They said to him, “Where is Sarah your wife?” And he said, “She is in the tent.” The LORD said, “I will surely return to you about this time next year, and Sarah your wife shall have a son.” And Sarah was listening at the tent door behind him. Now Abraham and Sarah were old, advanced in years. The way of women had ceased to be with Sarah. So Sarah laughed to herself, saying, “After I am worn out, and my lord is old, shall I have pleasure?” The LORD said to Abraham, “Why did Sarah laugh and say, ‘Shall I indeed bear a child, now that I am old?’ Is anything too hard for the LORD? At the appointed time I will return to you, about this time next year, and Sarah shall have a son.” But Sarah denied it, saying, “I did not laugh,” for she was afraid. He said, “No, but you did laugh.”
(Genesis 18:9-15 ESV)
There are a couple of things that I find very comforting in this passage…
- Sarah (for all intents and purposes) laughed in God’s face. The promise was impossible in her eyes, she laughed at the mere thought that it would come true. Circumstances were larger than God’s power and might.
- Sarah outright lied to the Lord. She knew what she had done, she was scared, so she lied.
- The Lord did not lecture her or punish her for her unbelief and lying. He gently corrected her.
- God still fulfilled her promise. God didn’t say, “Fine. Laugh in my face. Doubt my power. Doubt my love. If you’re going to act like that, I withdraw the provision.” God graciously and kindly corrected her sin and then fulfills His promise and lavishly blesses her.
I don’t know about you, but I often laugh at God’s promises. I don’t literally laugh (though I must admit I have), but my heart attitude is the same as Sarah’s. I lack faith. I doubt God’s Word. I believe only what makes sense to me. I sinfully doubt and give into anxiety. I choose to believe what I see; instead of the promises of God in His Word. I cling to my experiences and sight rather than to His perfect character and all-sufficient grace.
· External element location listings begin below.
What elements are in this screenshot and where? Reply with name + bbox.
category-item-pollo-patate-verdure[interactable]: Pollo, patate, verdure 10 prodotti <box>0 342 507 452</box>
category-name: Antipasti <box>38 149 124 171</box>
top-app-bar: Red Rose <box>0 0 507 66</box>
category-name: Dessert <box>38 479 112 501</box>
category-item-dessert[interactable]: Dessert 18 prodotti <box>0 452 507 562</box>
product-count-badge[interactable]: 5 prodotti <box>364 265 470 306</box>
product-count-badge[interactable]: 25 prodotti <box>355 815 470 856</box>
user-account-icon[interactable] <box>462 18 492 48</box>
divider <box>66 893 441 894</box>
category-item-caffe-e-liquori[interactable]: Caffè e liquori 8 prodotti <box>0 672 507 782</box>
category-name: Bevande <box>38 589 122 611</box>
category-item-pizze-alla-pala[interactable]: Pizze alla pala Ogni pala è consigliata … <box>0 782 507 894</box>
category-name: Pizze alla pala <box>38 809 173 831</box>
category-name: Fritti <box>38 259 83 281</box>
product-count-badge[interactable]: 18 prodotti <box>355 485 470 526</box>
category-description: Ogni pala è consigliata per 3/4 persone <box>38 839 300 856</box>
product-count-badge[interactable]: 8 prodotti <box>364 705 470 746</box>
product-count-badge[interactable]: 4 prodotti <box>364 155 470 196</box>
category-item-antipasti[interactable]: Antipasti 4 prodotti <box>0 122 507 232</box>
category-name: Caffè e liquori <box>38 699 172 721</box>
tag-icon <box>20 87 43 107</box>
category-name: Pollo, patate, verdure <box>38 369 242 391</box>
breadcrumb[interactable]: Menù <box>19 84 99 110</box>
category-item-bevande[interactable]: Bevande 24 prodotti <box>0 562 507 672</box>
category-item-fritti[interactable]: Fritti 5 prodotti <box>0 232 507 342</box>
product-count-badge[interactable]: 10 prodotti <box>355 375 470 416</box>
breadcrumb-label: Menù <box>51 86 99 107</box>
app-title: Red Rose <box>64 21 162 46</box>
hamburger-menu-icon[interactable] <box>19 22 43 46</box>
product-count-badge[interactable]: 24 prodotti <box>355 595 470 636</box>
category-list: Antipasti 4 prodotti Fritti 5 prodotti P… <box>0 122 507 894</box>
I take great comfort in God’s gracious patience seen in this passage. Like with Sarah, He gently corrects me, leads me to repentance, and often provides (even if it is years later) and lavishly blesses. Not only does this bring me fresh gratitude for the gospel and the forgiveness of my sin. But, it brings me much hope for the future. My future isn’t dependent on my great faith or works for God. My future is dependent on my Sovereign Father’s care and love for me. I have a part to play. I must faithfully obey. But, God doesn’t give me blessing only when my faith is 100%. (Because in reality, it never is and never will be.) His blessing is a gift, freely given and completely undeserved. What a great God we serve!